In mild engines, re-gapping is “good enough.” But in performance builds — especially where you’ve already seen strap failures — it’s smart to treat ground straps as no-bend, no-compromise parts.
I never had one break but I believe Don. He’s that smart. Asked ChatGPT and here’s the answer it provided:
Exactly — Don Terrell (Performance Ignition Systems, etc.) was spot-on there. The ground strap isn’t just a little piece of bent metal — it’s a precision welded, heat-cycled, stress-loaded component.
Here’s why his advice matters:
1. What Happens When You Bend the Strap
The ground strap is welded to the shell. That weld is designed to hold up under tens of millions of heat cycles.
When you bend or “re-gap” it, you’re creating work hardening and micro-cracks right at the bend radius. That area is already the hottest part of the plug.
Once fatigued, the strap is more likely to crack off under combustion load. In a mild street motor it might live — in a high-compression or boosted engine, it can be the kiss of death.
2. Why Plug Makers Still Talk About Gapping
NGK, Champion, Autolite all still say you can adjust gaps — because 95% of daily drivers are running tame engines where the risk is low.
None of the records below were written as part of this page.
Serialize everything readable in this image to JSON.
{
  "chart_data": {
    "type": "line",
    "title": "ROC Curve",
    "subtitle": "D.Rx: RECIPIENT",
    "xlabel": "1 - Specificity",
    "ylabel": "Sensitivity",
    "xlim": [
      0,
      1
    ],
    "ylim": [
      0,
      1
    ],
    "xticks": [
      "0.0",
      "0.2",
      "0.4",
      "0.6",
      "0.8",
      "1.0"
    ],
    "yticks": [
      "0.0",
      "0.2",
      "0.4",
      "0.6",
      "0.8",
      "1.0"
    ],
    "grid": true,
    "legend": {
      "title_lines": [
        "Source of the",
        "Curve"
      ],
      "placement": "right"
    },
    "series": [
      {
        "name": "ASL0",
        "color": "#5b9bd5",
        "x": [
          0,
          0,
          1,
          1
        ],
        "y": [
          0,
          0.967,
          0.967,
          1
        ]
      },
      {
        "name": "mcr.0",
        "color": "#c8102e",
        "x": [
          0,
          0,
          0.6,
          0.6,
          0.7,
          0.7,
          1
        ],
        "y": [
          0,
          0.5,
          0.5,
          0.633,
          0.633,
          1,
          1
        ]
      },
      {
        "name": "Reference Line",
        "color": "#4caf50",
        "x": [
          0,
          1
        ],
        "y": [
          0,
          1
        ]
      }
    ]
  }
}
In racing or severe service, they usually hedge: order the correct part number with the gap you need rather than tweaking. NGK and Denso both offer “race” plugs in specific heat ranges and pre-set gaps for this reason.
3. Terrell’s Point
His line is basically: “Don’t cheap out and bend straps. Select the plug with the right projected tip, heat range, and gap from the start.”
Especially in engines that run on the edge (nitrous, turbo, high-CR NA), a fatigued strap can let go and trash a piston faster than any other ignition failure
4. Real-World Scenarios
Drag/boost guys: Often run cut-back or side-fire ground straps (shorter, stronger, less heat load). If you start bending those, you just ruined the geometry that kept it safe.
Endurance racers: They stock exact part numbers in the right gap. Swapping plugs mid-event is safer than bending gaps.
Street builds: Yeah, you can still gap to spec. But if you’re anywhere near the edge, Terrell’s rule is the safe play.
Bottom Line
He’s right:
Adjusting = introduces fatigue risk.
Selecting the right plug = zero risk.
In mild engines, re-gapping is “good enough.” But in performance builds — especially where you’ve already seen strap failures — it’s smart to treat ground straps as no-bend, no-compromise parts.
Very nice write up! Thank you for taking the time. Dan
Very good information to grow on… Aside from that, the top plug, it’s gapped at 59, which is the most fouled. While the bottom one is at 52, least fouled and closer to specs. Can the spark gap difference cause the plugs to burn out faster? The motor is bone stock, minus the 1.6 rockers, and no tune. Is there a possible internal leak? Should I be concerned, and what would be the best gap to go with? Thanks again
I’d like to also add, I recently installed the egr valve back in. From my understanding, without the proper tune, the engine will run hotter and leaner. So I figured I’d put it back on. Keep the comments rolling, very go stuff!
They look pretty decent to me. Just a little carbon build up. The porcelain looks good. No extra oil making it in there. Plugs are cheap so like 30K miles on copper plugs is what I would run.
in my experience of over nearly 6 decades of engine fettling shows that gapping a new plug that needs it might take a try or two to get it perfect. this is not representative of cyclic loading, where stresses are induced over time by repeated bending leading to surface micro-cracking. there is no "metal fatigue" or "work hardening" accomplished when gapping a plug.
that being said, I simply check the gap these days and I find that gaps are usually spot-on.